The slaughter was amazing. That seemed a bathetic descriptor, but amazing it was. The hapless carnage, leaving no escape into ignorance, no matter how willful, buggered the mind. You simply had to stop and take stock and be amazed.

Rubbing his eyes, he turned his back on the scene, closing the door behind him. A few moments later, the door opened again. No, it was still there. There was a flayed torso in the corner: the innards had mostly spilled out onto the floor, but the lungs were still hanging in the broken rib cage. He studied this corpse for a moment. The face had been splayed open as well, so there was little hope he’d recognize whoever it had been. A strange relief, that. As his eyes sifted through the passed over organs, he finally found what was lacking—the heart. Where had the legs gone, then?

Ah, there was a pile of legs in the bedroom. He had come further into this chamber of horrors and could now see past the open door. Doubtless, the legs would be in there somewhere. This thought, too, brought some comfort to his deteriorating grasp of just what had happened.

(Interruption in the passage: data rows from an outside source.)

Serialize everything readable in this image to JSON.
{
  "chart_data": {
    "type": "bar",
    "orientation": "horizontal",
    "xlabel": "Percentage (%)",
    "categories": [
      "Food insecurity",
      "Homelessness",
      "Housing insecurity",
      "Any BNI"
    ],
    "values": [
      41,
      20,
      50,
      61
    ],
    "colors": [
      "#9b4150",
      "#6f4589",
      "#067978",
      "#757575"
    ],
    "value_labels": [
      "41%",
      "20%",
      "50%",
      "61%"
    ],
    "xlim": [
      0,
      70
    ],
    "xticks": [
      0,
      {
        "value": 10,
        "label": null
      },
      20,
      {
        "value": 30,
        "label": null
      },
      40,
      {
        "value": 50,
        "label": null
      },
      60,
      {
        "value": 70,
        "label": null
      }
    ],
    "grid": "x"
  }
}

If you had asked him, as a policeman might have, had there been any, “Eh? What’s all this?” he might possibly have responded. He might say, “Someone has been bisected and flayed. The person or persons responsible seemed to have skinned Courtney.” Courtney was the only member of the household he had made any conclusive recognition of yet as her grinning skull displayed those colorful braces she was always complaining about. They had left her skin next to her, thankfully, and he wished she would put it back on, which only seemed reasonable to him at the moment. “I don’t know” he might have continued, prompted or otherwise, “if that hole means they cut out her heart too, but I don’t see his heart anywhere on the floor, do you?”

He would have said it all with an infuriating impassivety, had he been prompted, as though he were internally engrossed with more pressing concerns; the sort of voice one hears from people who are making quick sums in their heads or else otherwise distracted by compiling a grocery list while you’re talking to them.

As a matter of fact, he was counting, and it didn’t add up. Sure, the bodies had been scattered around, their parts here, there, and everywhere, but there didn’t seem to be enough to make up the whole retinue. A quick counting of heads, supplemented and compared with the quotient of half the number of feet in the bedroom, brought out only five.

There should be two more, he thought, placing his hands on his hips and thinking it all out. This thought, could it be shown as easily as I have written it down, had there been anyone else alive to show it to in that room, might have itself evinced just how badly his mental processes had locked up. Of the seven inmates, he was one. Still, he looked around the rooms for his own corpse and another, another that was not a corpse and not there but was just as mad as he was slowly becoming.